There are many differences between trans prisoners and colonised peoples. However, the underlying mechanism of oppression is the same.

A small and politically vulnerable group becomes the subject of endless public debate. Their lives are discussed more often than they are listened to. Politicians speak at them, not to them. Their rights become contingent upon public approval and appetite. Even their humanity becomes negotiable.

The trans prisoners barometer

Now in order to test whether rights can survive periods of anxiety and political/social pressure prisons, again, provide perhaps the clearest measure.

They are places where the state exercises extraordinary power over human beings — in every single way. Also, they are places that are forsaken by society’s values and morality — society’s commitment to dignity and fair-play.

So this new ruling matters because it forces us to confront the question about what kind of society to we want to be.

This has not resolved disagreements about sex and gender. It has prompted us to pose uncomfortable questions about ourselves and about what we stand for. Will we protect those who are vulnerable? Or will we move aside, nod and obey orders?
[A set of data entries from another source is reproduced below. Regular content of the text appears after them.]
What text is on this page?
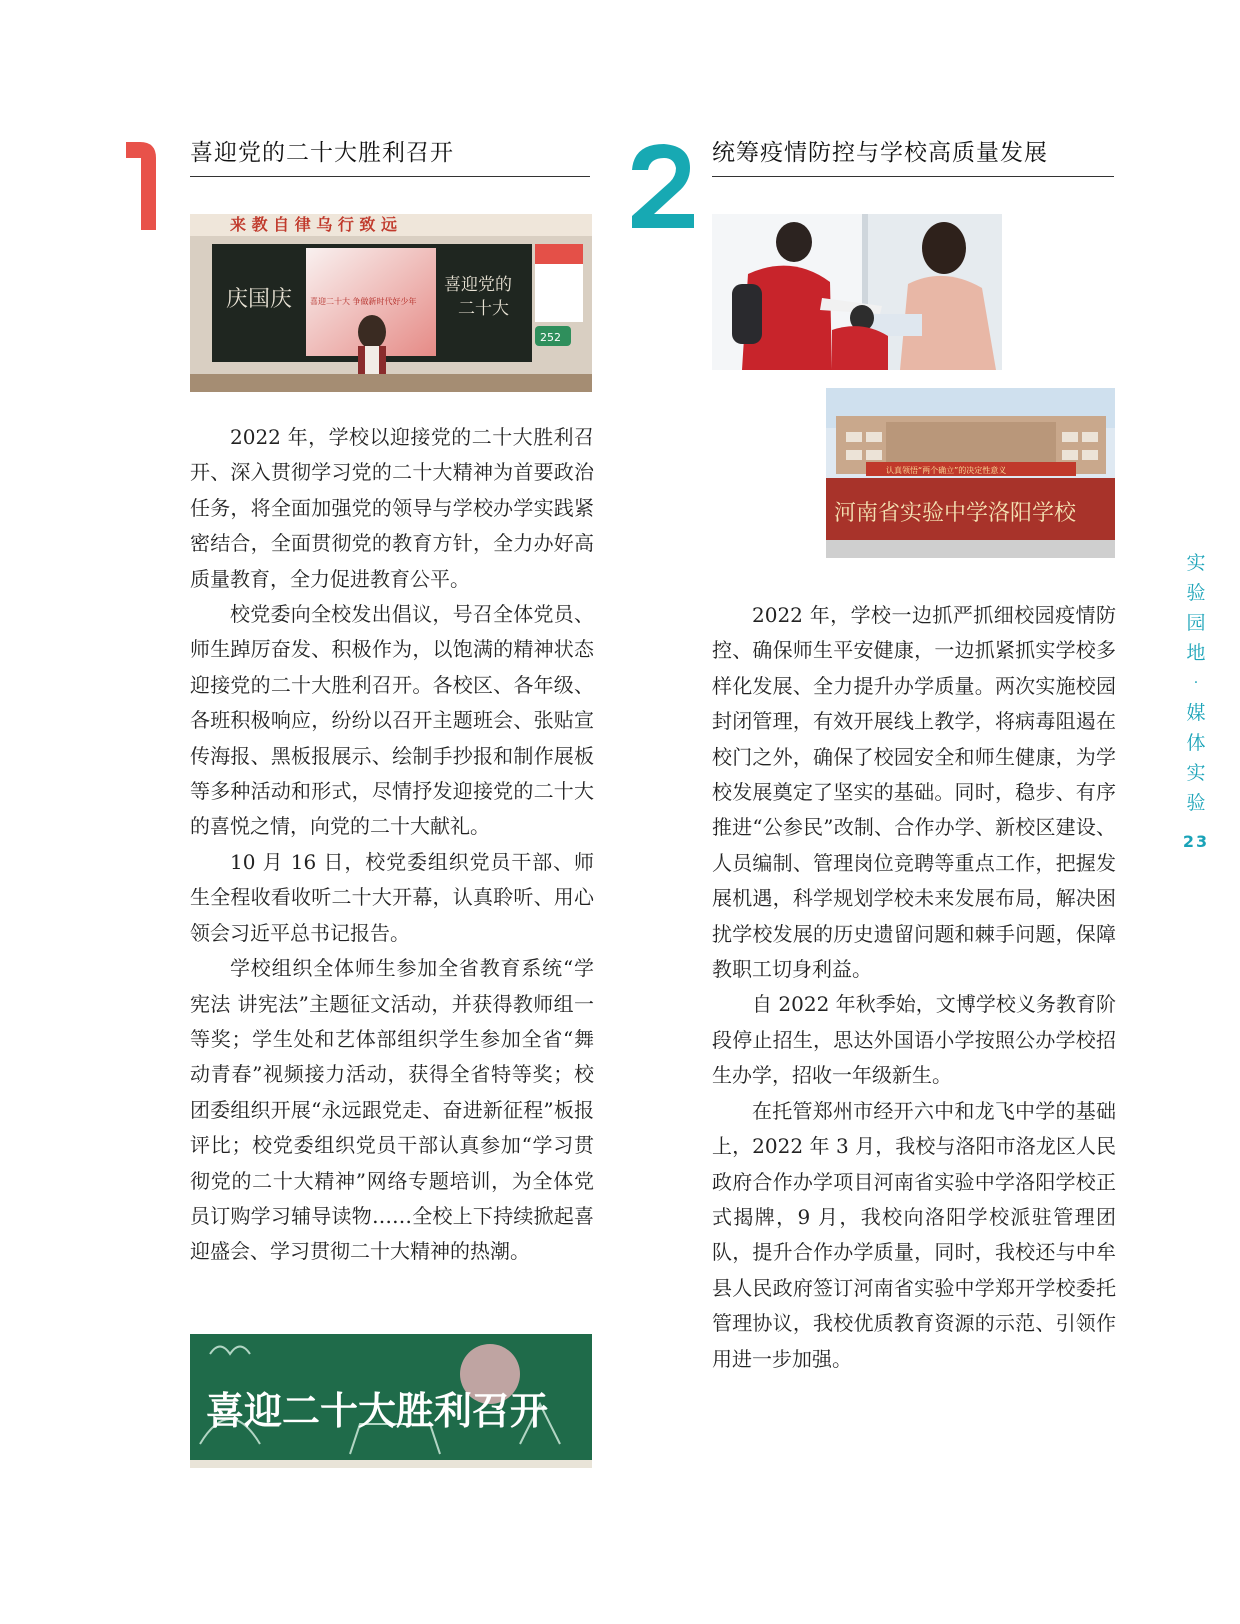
喜迎党的二十大胜利召开	统筹疫情防控与学校高质量发展
来 教 自 律 乌 行 致 远
喜迎二十大 争做新时代好少年
庆国庆
喜迎党的
二十大
252
认真领悟“两个确立”的决定性意义
河南省实验中学洛阳学校
喜迎二十大胜利召开

2022 年，学校以迎接党的二十大胜利召开、深入贯彻学习党的二十大精神为首要政治任务，将全面加强党的领导与学校办学实践紧密结合，全面贯彻党的教育方针，全力办好高质量教育，全力促进教育公平。

校党委向全校发出倡议，号召全体党员、师生踔厉奋发、积极作为，以饱满的精神状态迎接党的二十大胜利召开。各校区、各年级、各班积极响应，纷纷以召开主题班会、张贴宣传海报、黑板报展示、绘制手抄报和制作展板等多种活动和形式，尽情抒发迎接党的二十大的喜悦之情，向党的二十大献礼。

10 月 16 日，校党委组织党员干部、师生全程收看收听二十大开幕，认真聆听、用心领会习近平总书记报告。

学校组织全体师生参加全省教育系统“学宪法 讲宪法”主题征文活动，并获得教师组一等奖；学生处和艺体部组织学生参加全省“舞动青春”视频接力活动，获得全省特等奖；校团委组织开展“永远跟党走、奋进新征程”板报评比；校党委组织党员干部认真参加“学习贯彻党的二十大精神”网络专题培训，为全体党员订购学习辅导读物……全校上下持续掀起喜迎盛会、学习贯彻二十大精神的热潮。

2022 年，学校一边抓严抓细校园疫情防控、确保师生平安健康，一边抓紧抓实学校多样化发展、全力提升办学质量。两次实施校园封闭管理，有效开展线上教学，将病毒阻遏在校门之外，确保了校园安全和师生健康，为学校发展奠定了坚实的基础。同时，稳步、有序推进“公参民”改制、合作办学、新校区建设、人员编制、管理岗位竞聘等重点工作，把握发展机遇，科学规划学校未来发展布局，解决困扰学校发展的历史遗留问题和棘手问题，保障教职工切身利益。

自 2022 年秋季始，文博学校义务教育阶段停止招生，思达外国语小学按照公办学校招生办学，招收一年级新生。

在托管郑州市经开六中和龙飞中学的基础上，2022 年 3 月，我校与洛阳市洛龙区人民政府合作办学项目河南省实验中学洛阳学校正式揭牌，9 月，我校向洛阳学校派驻管理团队，提升合作办学质量，同时，我校还与中牟县人民政府签订河南省实验中学郑开学校委托管理协议，我校优质教育资源的示范、引领作用进一步加强。

实
验
园
地
·
媒
体
实
验
23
Human rights are easy to defend when they apply to powerful groups. Henry Nowak’s example is a case in point. The whole country turned upside down not because an innocent man was stabbed and killed. This happens almost 45 times every day in London alone. But the whole country turned upside down because Nowak was white — and it’s easy to defend white people because they are the powerful majority.

Once a state becomes comfortable taking one group’s rights away on a whim, it never stops there.

The category may change. The justification might change.The target might change. The principle? Never!

The real debate sparked by this ruling is therefore about whether rights remain protected when the people claiming them are unpopular and not politically powerful.

Because a society ultimately reveals itself by how it treats those with the least power.

Are we governed by humanity and compassion? Or by fear and hate? This latest ruling, in a flurry of transphobic rulings, suggests the latter.